Tras la ofensiva de Ordóñez medraba el partido político Voto Católico, reducto que abomina la “ideología de género” y el “laicismo militante”, y justifica la resistencia armada contra gobiernos “perversos” porque prescinden de Dios, contra la superstición diabólica de la democracia liberal. Invoca la Inquisición y el fascismo de Primo de Rivera, savia de la alianza conservadora-clerical que consagró la patria de Cristo-Rey elevada a poder del Estado. Y alimentó también a la secta lefebvrista del procurador.

Trocada aquella divisa en gesta moralizante desde la religión, el general Sanabria reconviene todos los días al cuerpo de Policía contra el divorcio y el adulterio que allí campean, no sin denigrar también de la mujer. Como si el divorcio no fuera legal o si el adulterio fuera delito en Colombia, apunta la investigadora Olga Lucía González. El problema, agrega, es que Sanabria es el jefe de un cuerpo civil encargado de proteger los derechos y libertades públicas. Ha suplantado la acción anticorrupción en la Policía por cacería de policías homosexuales, ateos, impíos u organizados en unión libre para forzarlos a casarse.

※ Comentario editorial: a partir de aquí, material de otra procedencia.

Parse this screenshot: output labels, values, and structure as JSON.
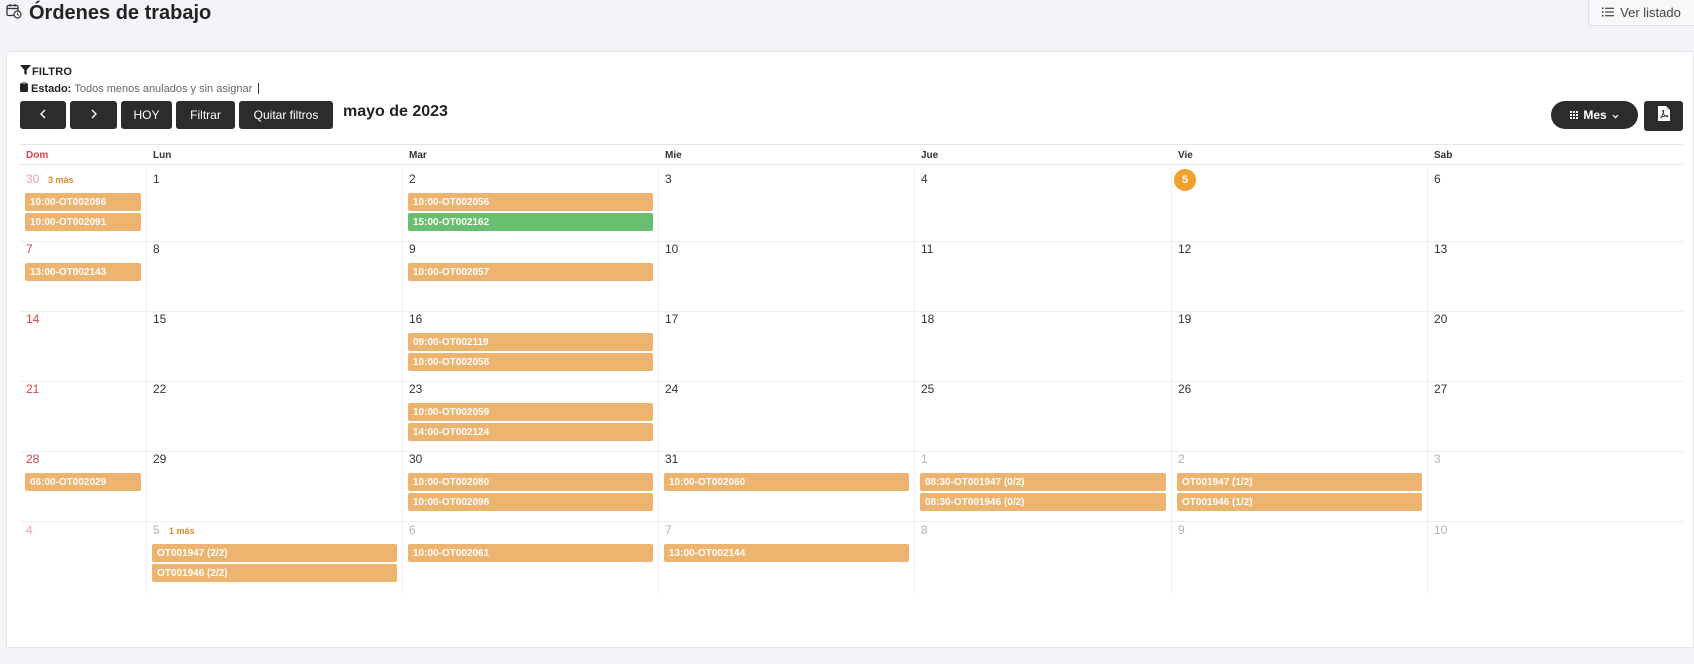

Por tres caminos porfía la avanzada hacia el Estado clerical en Colombia,  puesta la mira en una teocracia (¿sangrienta?) Como la de Calvino en Ginebra, que despuntó con muerte en la hoguera para el librepensador Miguel Servet, culpable de negar, entre otros, el dogma de la Trinidad Inmóvil. Ya se recordaba en este espacio que el ginebrino escribió la primera guía teológica y política de la doctrina evangélica, pareja inspiración de la Inquisición católica: toda crítica a su creador será por fuerza ofensa al poder político que lo representa. Como la libertad de conciencia es doctrina del demonio, quien la ejerza debe morir. Este catecismo es a la vez pauta de fe y ley orgánica de Estado.

Va para nuestra trinidad de obispo, censor y general esta glosa de Stephan Zweig: cuando un credo se toma el poder del Estado, pone en marcha la máquina del terror; a quien cuestione su omnipotencia le corta la palabra y, casi siempre, la garganta.